资源环境科技发展态势分析平台

The interannual variation of the South China Sea upper layer circulation in summer is revisited based on analysis of current derived from altimetry data, Acoustic Doppler Current Profilers moorings, and numerical simulations. Results show not only the interannual variation of the eastward jet (eastward branch), but also its anti-correlation with the northward branch. On interannual time scale, when the eastward branch is enhanced, the northward branch is weakened, and vice versa. Their variations are largely related to the change of the South China Sea summer monsoon (SCSSM), and are strongly influenced by the Luzon strait Transport (LST). Composite analysis reveals a stronger SCSSM and LST into the SCS in the developing phase of El Nino would lead to an eastward branch dominant circulation pattern, whereas a weaker SCSSM and reduced LST into the SCS in the decaying phase of El Nino favors a northward branch dominant circulation pattern.
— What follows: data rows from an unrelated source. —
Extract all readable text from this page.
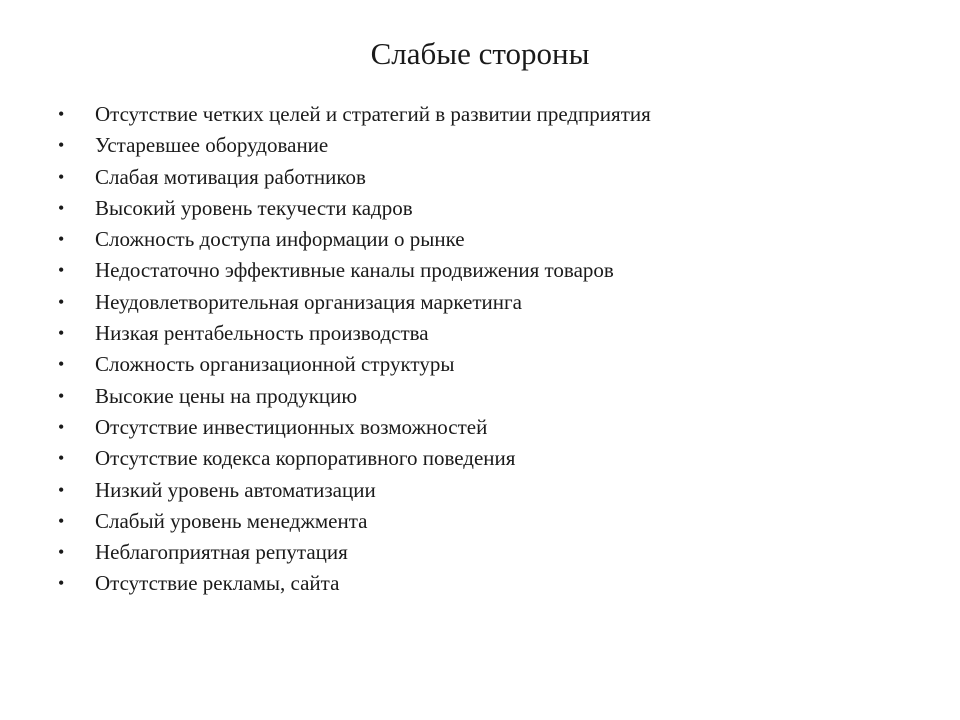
Слабые стороны
•	Отсутствие четких целей и стратегий в развитии предприятия
•	Устаревшее оборудование
•	Слабая мотивация работников
•	Высокий уровень текучести кадров
•	Сложность доступа информации о рынке
•	Недостаточно эффективные каналы продвижения товаров
•	Неудовлетворительная организация маркетинга
•	Низкая рентабельность производства
•	Сложность организационной структуры
•	Высокие цены на продукцию
•	Отсутствие инвестиционных возможностей
•	Отсутствие кодекса корпоративного поведения
•	Низкий уровень автоматизации
•	Слабый уровень менеджмента
•	Неблагоприятная репутация
•	Отсутствие рекламы, сайта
The distinct composite patterns appear in El Nino and Southern Oscillation cycles, rather than episodic event or multiyear El Nino or La Nina. Contribution of the transport of major straits in the SCS to the interannual variation of the SCS summer circulation is quantitatively evaluated for the first time, and the results show that the change of the planetary vorticity flux through three major straits (Luzon strait contributes most) is as equally important as the vorticity input change from local wind stress curl.